I social network sono da anni uno strumento fondamentale per la Pubblica Amministrazione. Si pensi soltanto a quanto Instagram, YouTube, Facebook e Twitter siano stati decisivi per informare la popolazione nei primi drammatici mesi della pandemia. Dai Governi fino a Comuni, i rappresentanti politici li hanno utilizzati per indicare elementi fondamentali (quarantene, aperture, chiusure, limiti agli spostamenti). I social hanno dunque svolto un ruolo decisivo: una piazza pubblica, punto di riferimento per le persone. Nel 2023, a emergenza sanitaria terminata, la loro utilità non è svanita e nel dibattito si è inserito il caso TikTok, app di proprietà della Big Tech cinese ByteDance, da mesi sotto ripetuti attacchi da parte di Stati Uniti ed Europa, dove in molti vorrebbero limitarne l’utilizzo.
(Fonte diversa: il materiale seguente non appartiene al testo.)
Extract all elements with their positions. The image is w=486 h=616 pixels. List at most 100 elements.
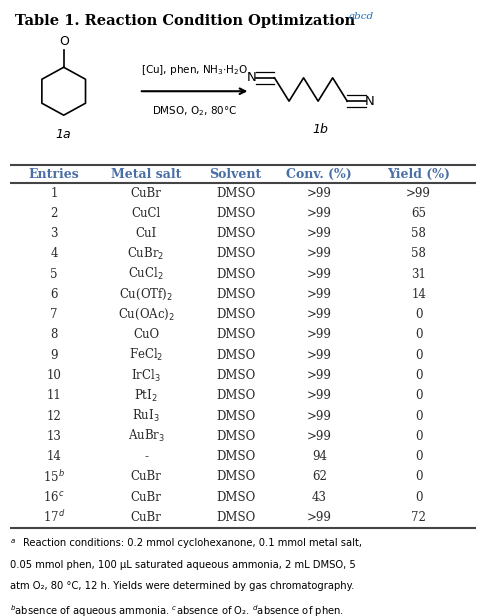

Tutto è partito ai tempi della presidenza USA di Donald Trump: il tycoon si era espresso in maniera esplicita contro TikTok, accusando la società cinese di mettere a rischio la sicurezza dei dati degli utenti statunitensi (che nel frattempo sono arriva a essere 150 milioni sulla piattaforma), consegnandoli al governo di Pechino. Alla luce di questo rischio percepito, nel 2023 Oltreoceano e nell’UE sono diverse le realtà pubbliche e private che hanno proibito di installare e utilizzare l’app sugli smartphone aziendali. City Vision è da sempre attenta alle transizioni in atto nei comuni, soprattutto quelli medio-piccoli: in questi contesti i social sono fondamentali per mantenere un contatto con la cittadinanza.

Cosa succederebbe dunque in un estremo scenario in cui TikTok venisse messo al bando? Non è un’ipotesi di scuola: pochi giorni fa lo Stato USA del Montana ha approvato una legge che obbliga giganti come Apple e Google – che controllano gli store online dove viene scaricata l’app – di rimuoverla entro il primo gennaio 2024. Difficile capire come andrà a finire, soprattutto perché sono già partiti i ricorsi. Come è invece la situazione in Italia? Il Governo finora non ha preso alcun provvedimento in merito.

In marzo il ministro della Pubblica Amministrazione Paolo Zangrillo si era espresso così: «Ho notato che sia nella Comunità Europea che in diversi stati federali americani viene vietato ai dipendenti pubblici l’utilizzo di TikTok. Ho sollevato il problema e detto che è opportuno approfondire il tema e capire se effettivamente esistono dei rischi legati alla sicurezza degli utenti di questo social». Da allora nessun aggiornamento a riguardo.

Va senz’altro ricordato che TikTok non è affatto il social di riferimento per la PA. Le piattaforme sopra citate sono quelle che finora sono state utilizzate di più (aggiungiamo anche Telegram, molto utile per notizie puntuali). TikTok, a torto o a ragione, viene ancora percepito come il social della Generazione Z e questo comporta un fraintendimento di fondo: in molti potrebbero pensare che non sia il veicolo ideale per la PA. In realtà per entrare in contatto con i cittadini più giovani – gli elettori del domani – sarebbe utile mettersi nell’ottica di sperimentare anche questo strumento, sicuramente meno istituzionale (e dunque ricco di sfide per la PA).

Non sappiamo che fine farà lo scontro sul ban di TikTok a livello USA ed europeo. Ma nel frattempo è importante che la PA consideri anche questo strumento per costruire ponti comunicativi con una fetta della popolazione. Richiederebbe competenze e impegno, ma potrebbe pure spingere cittadini e turisti a conoscere realtà meno note della penisola, oltre che a spiegare ai residenti le ultime novità nel proprio Comune.